PPIase activity is essential for FKBP51 to facilitate microtubule formation and tau-mediated microtubule polymerization is enhanced by FKBP51. In vitro microtubule assembly assays were performed using Xenopus oocyte extracts supplemented with rhodamine-labeled tubulin. A, Panels show tubulin structures in sample buffer only or supplemented with 1 μm recombinant WT FKBP51, 1 μm F130A FKBP51, 1 μm FKBP52, nocodazole, or taxol. B, Microtubule (MT) lengths were measured for each condition (n = number of asters measured per condition) using AxioVision software from Zeiss, and values are indicated in micrometers ± SD. ***p < 0.001. C, Panels show tubulin structures in sample buffer only or supplemented with 2.5 μm tau alone or 2.5 μm tau plus 1 μm FKBP51. Tau alone caused dramatic morphologic changes to microtubules, which were accentuated in the presence of FKBP51.

Figure 8.

FKBP51 works with the Hsp90 complex to recycle tau for microtubule (MT) stabilization. Tau in the cis-conformation stabilizes MTs.

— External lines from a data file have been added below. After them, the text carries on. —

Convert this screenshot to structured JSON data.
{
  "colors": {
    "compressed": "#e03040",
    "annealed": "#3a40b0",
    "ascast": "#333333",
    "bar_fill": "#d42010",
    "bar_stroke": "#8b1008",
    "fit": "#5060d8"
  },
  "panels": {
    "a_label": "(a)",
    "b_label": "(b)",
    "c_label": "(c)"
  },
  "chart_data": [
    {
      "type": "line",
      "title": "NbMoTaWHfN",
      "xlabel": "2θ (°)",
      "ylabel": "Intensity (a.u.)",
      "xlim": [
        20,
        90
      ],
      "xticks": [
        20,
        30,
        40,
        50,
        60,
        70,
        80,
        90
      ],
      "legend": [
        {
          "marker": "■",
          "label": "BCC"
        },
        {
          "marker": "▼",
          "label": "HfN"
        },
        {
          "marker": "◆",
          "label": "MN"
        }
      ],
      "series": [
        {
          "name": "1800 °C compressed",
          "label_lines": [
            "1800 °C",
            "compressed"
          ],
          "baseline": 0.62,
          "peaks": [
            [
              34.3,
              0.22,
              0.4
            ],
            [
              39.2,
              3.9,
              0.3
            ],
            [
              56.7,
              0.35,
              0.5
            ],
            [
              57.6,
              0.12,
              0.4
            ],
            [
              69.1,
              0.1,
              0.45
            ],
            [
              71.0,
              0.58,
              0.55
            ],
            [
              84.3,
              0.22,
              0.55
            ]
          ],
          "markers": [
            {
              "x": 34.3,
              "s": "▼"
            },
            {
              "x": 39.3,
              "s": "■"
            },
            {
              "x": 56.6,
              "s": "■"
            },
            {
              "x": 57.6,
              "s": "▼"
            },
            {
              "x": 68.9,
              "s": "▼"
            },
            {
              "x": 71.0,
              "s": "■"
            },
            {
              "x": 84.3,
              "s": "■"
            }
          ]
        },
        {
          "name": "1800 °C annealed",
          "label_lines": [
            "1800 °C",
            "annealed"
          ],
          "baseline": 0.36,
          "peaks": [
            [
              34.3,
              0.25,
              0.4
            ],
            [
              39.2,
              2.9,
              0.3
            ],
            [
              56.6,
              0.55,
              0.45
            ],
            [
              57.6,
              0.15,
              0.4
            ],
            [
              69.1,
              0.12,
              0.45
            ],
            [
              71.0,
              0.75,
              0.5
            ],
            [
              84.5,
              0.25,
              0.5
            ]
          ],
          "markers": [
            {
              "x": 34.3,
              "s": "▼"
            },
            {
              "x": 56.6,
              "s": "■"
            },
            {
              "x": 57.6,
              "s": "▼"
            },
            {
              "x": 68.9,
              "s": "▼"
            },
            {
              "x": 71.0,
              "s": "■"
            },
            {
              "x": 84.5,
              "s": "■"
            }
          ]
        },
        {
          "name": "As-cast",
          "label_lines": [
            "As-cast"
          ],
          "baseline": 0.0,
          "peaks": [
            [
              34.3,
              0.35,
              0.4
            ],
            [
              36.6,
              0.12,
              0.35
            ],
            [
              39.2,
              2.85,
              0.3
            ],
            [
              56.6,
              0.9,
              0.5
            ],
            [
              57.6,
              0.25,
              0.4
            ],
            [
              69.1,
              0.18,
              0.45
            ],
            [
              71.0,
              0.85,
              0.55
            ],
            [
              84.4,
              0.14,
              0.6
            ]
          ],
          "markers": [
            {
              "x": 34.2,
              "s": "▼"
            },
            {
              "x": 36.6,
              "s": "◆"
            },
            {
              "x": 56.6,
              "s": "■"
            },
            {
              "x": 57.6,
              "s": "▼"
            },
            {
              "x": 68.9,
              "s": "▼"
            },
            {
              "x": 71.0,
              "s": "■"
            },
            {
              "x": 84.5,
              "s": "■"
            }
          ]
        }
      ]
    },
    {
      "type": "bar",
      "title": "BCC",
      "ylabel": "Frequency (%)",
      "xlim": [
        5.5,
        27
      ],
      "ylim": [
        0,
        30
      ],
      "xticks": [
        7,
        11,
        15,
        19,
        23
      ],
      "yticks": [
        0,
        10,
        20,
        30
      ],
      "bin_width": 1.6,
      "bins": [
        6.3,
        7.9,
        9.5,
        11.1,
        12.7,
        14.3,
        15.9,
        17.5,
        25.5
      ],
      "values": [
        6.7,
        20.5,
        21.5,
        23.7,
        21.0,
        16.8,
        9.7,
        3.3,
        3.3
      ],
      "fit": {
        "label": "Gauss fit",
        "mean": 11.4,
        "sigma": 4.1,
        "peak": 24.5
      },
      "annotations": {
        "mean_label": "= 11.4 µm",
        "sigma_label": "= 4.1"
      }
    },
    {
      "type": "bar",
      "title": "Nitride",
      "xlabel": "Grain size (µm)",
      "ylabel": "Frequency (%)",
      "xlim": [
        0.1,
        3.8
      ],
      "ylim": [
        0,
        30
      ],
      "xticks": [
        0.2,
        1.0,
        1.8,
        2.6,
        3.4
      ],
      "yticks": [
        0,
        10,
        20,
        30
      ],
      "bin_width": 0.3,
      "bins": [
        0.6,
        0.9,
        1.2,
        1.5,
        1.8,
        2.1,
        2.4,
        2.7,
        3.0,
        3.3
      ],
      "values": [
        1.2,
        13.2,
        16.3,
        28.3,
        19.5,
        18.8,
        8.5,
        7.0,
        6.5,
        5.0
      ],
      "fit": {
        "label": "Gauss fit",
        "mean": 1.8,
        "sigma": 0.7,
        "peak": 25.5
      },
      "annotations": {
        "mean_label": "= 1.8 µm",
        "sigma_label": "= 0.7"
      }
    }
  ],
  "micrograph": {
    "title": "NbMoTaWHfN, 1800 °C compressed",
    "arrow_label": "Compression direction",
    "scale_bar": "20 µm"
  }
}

Phosphorylation within the MT binding domain by MT affinity regulating kinase 2 or calcium/calmodulin kinase II detaches tau from the microtubules, which favors trans conversion. Hsp90 recognizes the misfolded tau; however, CHIP is unable to ubiquitinate this particular phospho-tau species. FKBP51 is then sequestered to Hsp90, where it isomerizes tau to the cis-conformation, allowing for dephosphorylation and recycling to the microtubule. When PPIase activity is blocked (PPIase def), FKBP51 perpetuates the association of phospho-tau with Hsp90, promoting tau accumulation.